The corporate media is talking constantly about the lottery, and the potential 2/3 of a billion dollar prize tonight. To their credit they do point out the 176,000,000 to 1 odds and how absurd that is, all the while showing the people lined up for blocks certain they can beat the odds. The people they interview in these lines are all gambling to have the American dream: to pay the bills, send the kids to college, buy a house, help their friends or stray cats, or maybe get their teeth fixed.
A lottery like this is harmless fun in itself, but the tragedy isn’t just the occasional person who spends his or her life savings to buy tickets convinced of the possibility of winning. It’s what our society has come to: that these people are increasingly seen as normal, hopeful people, and not as pathetic. Really, they are the tragic victims of 30 years of Republican economic thinking. For the bottom 80% of Americans, the lottery is their one shot at economic freedom.
When these lotteries started you heard lots of stories about people who spent their life saving because they were sure they could win. You do increase your odds by buying more than one ticket, but not enough to matter. There were even companies formed to buy out all the tickets when the odds were only 50 million to one. It’s physically impossible to do this with the new higher odds.
I’m surprised they don’t raise the odds so high that nobody would ever be likely to win, - they’d still sell tickets. In fact, the states play the lottery too, - the state with the winner gets a nice windfall from the income tax of close to a billion dollars. The state might fill some potholes, but more likely give another tax break to individuals who by themselves make a billion dollars a year, or more, and typically pay no significant taxes.

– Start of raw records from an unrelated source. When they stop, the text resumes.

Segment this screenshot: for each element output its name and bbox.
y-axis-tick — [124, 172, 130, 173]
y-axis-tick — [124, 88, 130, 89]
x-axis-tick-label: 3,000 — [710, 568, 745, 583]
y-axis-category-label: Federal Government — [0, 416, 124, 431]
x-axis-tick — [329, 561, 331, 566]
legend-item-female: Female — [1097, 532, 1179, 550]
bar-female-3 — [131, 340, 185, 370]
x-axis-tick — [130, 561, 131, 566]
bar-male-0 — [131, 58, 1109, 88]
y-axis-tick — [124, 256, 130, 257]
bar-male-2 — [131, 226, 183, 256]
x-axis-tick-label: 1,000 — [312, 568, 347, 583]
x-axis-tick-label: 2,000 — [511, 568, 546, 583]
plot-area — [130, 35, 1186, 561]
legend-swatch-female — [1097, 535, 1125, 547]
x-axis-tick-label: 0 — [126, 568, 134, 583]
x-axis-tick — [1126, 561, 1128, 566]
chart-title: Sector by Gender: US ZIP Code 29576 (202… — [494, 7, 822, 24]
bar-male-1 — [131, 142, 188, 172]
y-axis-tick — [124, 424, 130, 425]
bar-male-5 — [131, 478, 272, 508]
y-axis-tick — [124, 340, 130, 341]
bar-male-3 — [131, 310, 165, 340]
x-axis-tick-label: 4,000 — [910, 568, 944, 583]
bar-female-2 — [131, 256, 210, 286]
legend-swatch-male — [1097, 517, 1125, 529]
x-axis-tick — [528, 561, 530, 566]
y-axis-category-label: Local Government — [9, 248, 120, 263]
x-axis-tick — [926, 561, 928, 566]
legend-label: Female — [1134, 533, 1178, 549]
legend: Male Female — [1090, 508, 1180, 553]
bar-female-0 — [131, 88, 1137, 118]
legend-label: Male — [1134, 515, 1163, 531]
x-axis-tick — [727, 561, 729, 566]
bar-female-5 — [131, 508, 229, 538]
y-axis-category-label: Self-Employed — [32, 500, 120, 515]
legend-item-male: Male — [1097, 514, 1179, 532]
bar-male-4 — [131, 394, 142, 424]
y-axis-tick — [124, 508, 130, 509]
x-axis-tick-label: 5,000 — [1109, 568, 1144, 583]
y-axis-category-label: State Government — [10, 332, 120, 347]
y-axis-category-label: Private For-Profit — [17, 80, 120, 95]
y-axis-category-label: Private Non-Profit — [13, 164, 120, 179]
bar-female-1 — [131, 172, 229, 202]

What to do with that much money if you win? I’ve been giving it some thought, people are always wanting investment advice. The thing is, there is no safe place to put money. Besides the fundamental instability of the crazy situation we find ourselves in, there is a realistic level of paranoia to consider. If you have lots of money you aren’t suddenly allowed past the velvet rope by the one percent’s bouncer.
Having a real money makes you a target for those who make their money by looting and pillaging, they don‘t just go after the middleclass. Even if you invest conservatively, you could wake up one morning and find your investment is now worthless, since most investments today are just paper. Buying hard assets is no guarantee of safety as their value is set by markets that are inflated and then collapse to far lower levels than is realistic.
To be safe with your money, you really need to be in the “too big to fail” class, the people who just “create” money out of thin air, and they don’t let riff-raff like you and me in, no matter how much money we have for now. You weren’t a legacy admission to Yale? Forget about it.
With a couple of hundred million, leaving the country is an option, but you are kidding yourself that you’re really safe. Safety is in numbers, but not the kind on your bank account.